Change in the health care system can take two forms—evolutionary change and radical change. In this context, evolutionary change refers to continuous, iterative improvement of existing processes, sustained over long periods of time, that does not depend strongly on new technological capabilities. The Institute of Medicine (IOM) vision of health care as a “learning system” is one of a system designed to benefit from evolutionary change. By contrast, radical change means new ways of looking at health problems and revolutionary new ways of addressing those problems. Radical change often involves a new capability such as the advent of antibiotics in the 1930s and developments in genomics and proteomics today. Some of the automatic data recording, use of novel sensors, data mining, and visualization techniques recommended in this report fit the radical, revolutionary mode of change. Other committee suggestions fit the evolutionary, incremental change mode. Any approach to health care IT should enable and anticipate both types of change since they work together over time.

Abstracting from its site visit observations, the experience of its members, and the extant literature,1 the committee identified principles to guide successful use of health care IT to support a 21st century vision of health care. In most instances, these principles are not new—but even “old” principles applied properly in a given field or to a given organization can have the impact and significance of new ones.
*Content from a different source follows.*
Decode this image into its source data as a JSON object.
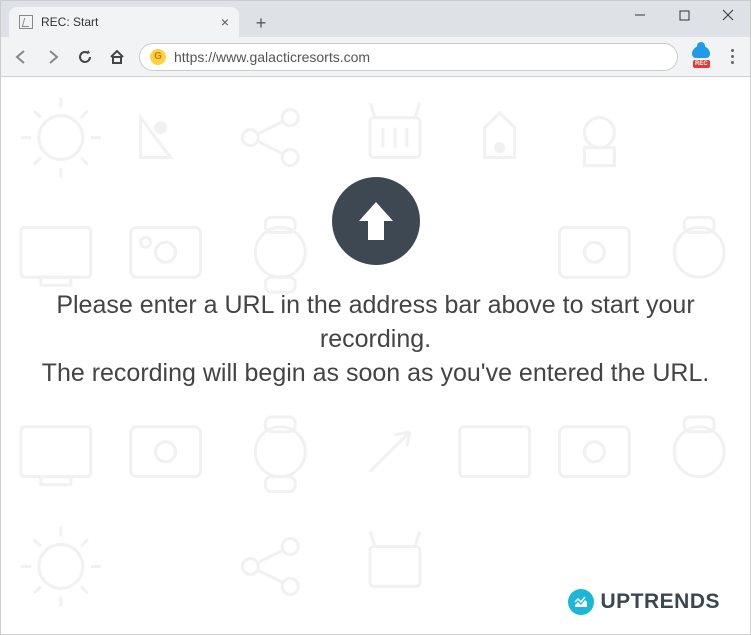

To place emphasis on the importance of each, the text below categorizes these principles into ones related to evolutionary change and those related to revolutionary change.

4.1. VOLUTIONARY CHANGE

4.1.1. Principle 1: Focus on Improvements in Care—Technology Is Secondary

The most important principle for guiding evolutionary change in health care is to focus efforts on achieving the desired improvements in health care rather than on the adoption of health care IT as a goal in itself.2 For example, efforts should be structured around clear health care goals (such as those described by the IOM criteria), and with a transparent understanding of the gap between the existing baseline and goal. Only then should there be a focus on process changes needed to close the gap, and an identification of what technology if any is needed to enable the process changes. If early experience shows that the gap is not closing, process and technology can be adapted until the improvement is achieved. In this approach, health care IT is selected and implemented on an as-needed basis to support iterative improvement, instead of being implemented for its own sake at the outset and then potentially becoming a constraint rather than a facilitator of iterative improvement.

4.1.2. Principle 2: Seek Incremental Gain from Incremental Effort

An important corollary is to engage in a portfolio of activities, starting with ones that require modest investment and are likely to return perhaps modest, but short-term, visible improvements. If programs can be structured so that small investments yield visible success, stakeholders and the relevant decision makers are more likely to be persuaded to continue along such a path. In contrast, programs that require large initial investments of money, effort, and/or time before exhibiting useful results are difficult to sustain and are often politically vulnerable.

4.1.3. Principle 3: Record Available Data So That They Can Be Used for Care, Process Improvement, and Research

Systematic improvement of health care is data-driven. Therefore, health care providers should aggregate as much data as feasible about people, processes, and outcomes from all sources, acknowledging the never-ending challenge of maintaining reasonable degrees of patient confidentiality in such a data collection effort. Of potential relevance are data about people (e.g., their medical condition and health status, their diet and environmental conditions), processes (e.g., actual health care services received, when, and where with detailed process logs), and outcomes (e.g., clinical and functional status at multiple points in time in multiple different conditions). Even if such collected data cannot immediately be regularized to a common semantic standard necessary for full data interoperability, they are still potentially useful for incremental care or process improvement and for research—future needs cannot be fully foreseen, especially in light of anticipated needs for clinical and environmental data to correlate with personalized genomic data. Moreover, systematic advances in process improvement and knowledge may require collection of new data types that cannot be anticipated today, suggesting the need for a collection infrastructure whose scope can be easily expanded. Automatic recording of actions and interactions at the source will facilitate data capture and is needed to avoid increasing the workload of caregivers and ancillary personnel.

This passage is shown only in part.